Now if my kids tells me not to throw away then I don’t.



> On 10 Jan 2019, at 15:11, Eliot Miranda <[email protected]> wrote:
> 
> Hi Thomas,
> 
>> On Jan 10, 2019, at 2:24 AM, Thomas Dupriez via Pharo-dev 
>> <[email protected]> wrote:
>> 
>> <mime-attachment>
> 
> in a stack of contexts the active pc is different for the top context.  For 
> other than the top context, a context’s pc will be pointing after the send 
> that created the context above it, so to find the pc of the send one finds 
> the previous pc.  For the top context its pc is the active pc.
> 
> Typically the debugger is invoked in two different modes, interruption or 
> exception. When interrupted, a process is stopped at the next suspension 
> point (method entry or backward branch) and the top context in the process is 
> the context to be displayed in the debugger.  When an exception occurs the 
> exception search machinery will find the signaling context, the context that 
> raised the exception, which will be below the search machinery and the 
> debugger invocation above that. The active pc of the signaling context will 
> be the of for the send of digbsl et al.
> 
> So the distinction is important and the utility method is probably useful.
> 
> Do you want to remove the method simply because there are no senders in the 
> image?
> 
> If so, this is indicative of a serious problem with the Pharo development 
> process.  In the summer I ported VMMaker.oscog to Pharo 6.  Now as feenk try 
> and build a VMMaker.oscog image on Pharo 7, the system is broken, in part 
> because of depreciations and in part because useful methods (isOptimisedBlock 
> (isOptimizedBlock?) in the Opal compiler) have been removed.
> 
> Just because a method is not in the image does not imply it is not in use.  

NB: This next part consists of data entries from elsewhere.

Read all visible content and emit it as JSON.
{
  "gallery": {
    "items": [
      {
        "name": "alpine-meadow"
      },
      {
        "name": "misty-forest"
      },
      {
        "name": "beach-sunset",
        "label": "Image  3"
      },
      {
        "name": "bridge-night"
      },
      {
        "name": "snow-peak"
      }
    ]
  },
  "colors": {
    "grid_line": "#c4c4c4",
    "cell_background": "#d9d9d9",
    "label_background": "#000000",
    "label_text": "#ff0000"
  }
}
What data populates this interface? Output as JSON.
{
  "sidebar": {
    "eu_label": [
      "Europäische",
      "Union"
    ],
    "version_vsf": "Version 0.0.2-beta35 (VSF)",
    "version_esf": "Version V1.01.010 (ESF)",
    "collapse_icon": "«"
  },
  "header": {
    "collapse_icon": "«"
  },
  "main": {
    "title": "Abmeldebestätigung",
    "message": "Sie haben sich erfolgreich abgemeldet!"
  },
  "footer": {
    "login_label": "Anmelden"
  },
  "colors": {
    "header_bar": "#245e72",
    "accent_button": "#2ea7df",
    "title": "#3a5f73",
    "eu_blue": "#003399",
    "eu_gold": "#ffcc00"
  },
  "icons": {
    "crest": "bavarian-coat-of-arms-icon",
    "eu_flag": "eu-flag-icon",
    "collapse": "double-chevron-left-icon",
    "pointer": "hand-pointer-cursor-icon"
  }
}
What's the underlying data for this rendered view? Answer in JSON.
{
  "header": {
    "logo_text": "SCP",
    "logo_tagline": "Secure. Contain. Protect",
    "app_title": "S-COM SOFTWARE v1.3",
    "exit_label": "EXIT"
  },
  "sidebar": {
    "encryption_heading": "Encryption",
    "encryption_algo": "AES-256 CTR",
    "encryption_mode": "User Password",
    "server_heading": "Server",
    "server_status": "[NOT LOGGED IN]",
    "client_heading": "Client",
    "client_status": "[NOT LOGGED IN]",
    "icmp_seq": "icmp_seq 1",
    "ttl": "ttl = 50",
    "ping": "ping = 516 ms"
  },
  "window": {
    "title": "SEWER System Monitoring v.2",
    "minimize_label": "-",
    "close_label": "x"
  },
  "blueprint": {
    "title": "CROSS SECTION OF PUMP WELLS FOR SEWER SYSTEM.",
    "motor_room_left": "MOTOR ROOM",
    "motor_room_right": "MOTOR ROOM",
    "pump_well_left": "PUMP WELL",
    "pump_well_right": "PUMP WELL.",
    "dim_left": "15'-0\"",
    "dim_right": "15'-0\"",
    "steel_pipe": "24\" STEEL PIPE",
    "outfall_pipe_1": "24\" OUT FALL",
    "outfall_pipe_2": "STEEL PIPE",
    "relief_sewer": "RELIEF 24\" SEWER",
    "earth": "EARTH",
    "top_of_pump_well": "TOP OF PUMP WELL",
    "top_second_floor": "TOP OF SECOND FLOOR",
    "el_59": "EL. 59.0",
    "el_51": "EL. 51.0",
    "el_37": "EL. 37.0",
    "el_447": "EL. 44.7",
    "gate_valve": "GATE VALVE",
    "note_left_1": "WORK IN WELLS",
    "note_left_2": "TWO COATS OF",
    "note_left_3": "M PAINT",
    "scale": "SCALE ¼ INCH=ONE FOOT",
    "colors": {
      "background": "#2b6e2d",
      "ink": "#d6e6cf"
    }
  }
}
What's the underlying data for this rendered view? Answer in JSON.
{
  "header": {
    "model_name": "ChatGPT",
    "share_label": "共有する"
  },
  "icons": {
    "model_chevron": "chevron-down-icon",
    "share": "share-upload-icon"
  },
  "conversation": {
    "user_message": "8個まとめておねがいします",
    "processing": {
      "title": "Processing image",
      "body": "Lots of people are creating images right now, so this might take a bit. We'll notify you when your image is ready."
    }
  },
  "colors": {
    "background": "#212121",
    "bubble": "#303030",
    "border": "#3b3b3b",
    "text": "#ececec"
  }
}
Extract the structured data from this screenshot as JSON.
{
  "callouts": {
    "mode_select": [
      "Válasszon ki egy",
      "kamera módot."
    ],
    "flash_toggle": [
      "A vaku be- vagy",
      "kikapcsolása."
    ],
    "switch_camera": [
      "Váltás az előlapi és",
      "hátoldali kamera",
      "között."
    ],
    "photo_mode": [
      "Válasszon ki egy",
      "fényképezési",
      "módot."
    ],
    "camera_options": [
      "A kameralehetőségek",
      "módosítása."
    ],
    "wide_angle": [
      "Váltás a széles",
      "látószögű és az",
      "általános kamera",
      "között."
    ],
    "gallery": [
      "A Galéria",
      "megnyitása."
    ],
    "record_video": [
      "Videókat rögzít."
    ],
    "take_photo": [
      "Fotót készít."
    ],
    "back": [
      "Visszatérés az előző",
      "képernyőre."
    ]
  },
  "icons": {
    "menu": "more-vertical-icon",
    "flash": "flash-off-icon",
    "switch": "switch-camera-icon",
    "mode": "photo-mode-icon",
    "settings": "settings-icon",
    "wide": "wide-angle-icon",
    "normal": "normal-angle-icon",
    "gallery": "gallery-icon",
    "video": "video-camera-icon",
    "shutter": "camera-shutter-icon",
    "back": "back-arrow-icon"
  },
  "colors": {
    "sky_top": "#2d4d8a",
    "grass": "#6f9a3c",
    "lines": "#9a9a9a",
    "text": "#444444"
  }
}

> It simply means that it is not in use in the base image.  As the system gets 
> modularised this issue will only increase.  There are lots of collection 
> methods that exist as a library that are not used in the base image and 
> removing them would clearly damage the library for users.  This is the case 
> for lots of so-called system code.  There are users out there, like those of 
> us in the vm team, who rely on such system code, and it is extremely 
> unsettling and frustrating to have that system code change all the time.  If 
> Pharo is to be a useful platform to the vm team it has to be more stable.